Loads of Learned Lumber

Friday, May 17, 2019

Fintan O'Toole, _Heroic Failure: Brexit and the Politics of Pain_

I THOUGHT THIS might blend in well with my having just read Michael Lewis and Ben Fountain on Trump's rise to power, a variation on a theme as it were, based on an assumption of loose correspondence between British politics and our own: they had Thatcher, we had Reagan; we had Clinton, they had Tony Blair; Bernie, Jeremy Corbyn, Trump, Brexit.

If O'Toole is right (and he sure sounds right), the parallel is not so close as all that.

O'Toole (who is Irish) sees England as a Goliath that likes to imagine itself a David: the plucky, slightly cheeky underdog (we happy few, etc.) who prevails over larger, seemingly stronger opponents who wish to impose their will. He notes, for instance, a fashion for alternative-history fiction in which the Nazis conquered England but were bedeviled by resistance groups, and a somewhat perverse preference for the old empire to indulge in fantasies about being national liberation guerrillas.

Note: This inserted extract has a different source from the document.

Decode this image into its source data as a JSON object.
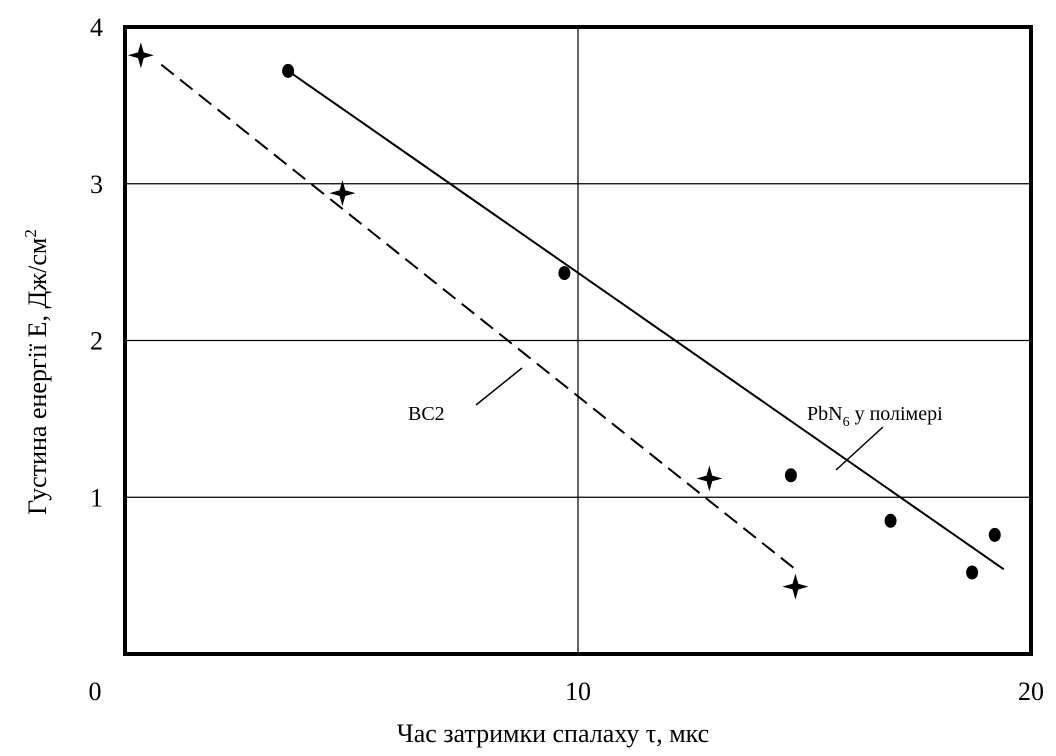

The master move of the Brexiteers, then, was to cast the EU as Goliath (on various fronts, from immigration to regulating junk food), and that put Brexit over the top. This, despite the shared nativist ressentiment, does not sound all that much like the delusions that put Trump in the White House.

Nor did Trump have, as Brexit did, a core of upper-class, highly literate, rhetorically adept and shamelessly dishonest propagandists--O'Toole frequently invokes the terrifying Melroses of Edward St. Aubyn's novels. All we had was Sean Hannity.

Even so, O'Toole's conclusion hits notes that ring true for the U.S. He writes:

Brexit is part of a much larger phenomenon and it speaks to two much wider truths. One is that is not possible simultaneously to ask people to trust the state and to tell them that the state has no business in any part of their lives in which the market wants free rein. [Please heed, o Clinton wing of the Democratic party.] The other is that the gross inequality produced by neoliberalism is increasingly incompatible with democracy and therefore, in liberal democracies, with political stability. [Please heed, everybody]  If there is to be a world beyond pain and self-pity, it is necessary to fix the umbrella.

The umbrella, by the way, is the welfare state--tattered by neoliberalism, by market-worship, by capital's insistence that everything that anyone needs ought to be making a profit for somebody--and we can't take the continued existence of ours for granted any more than the British can.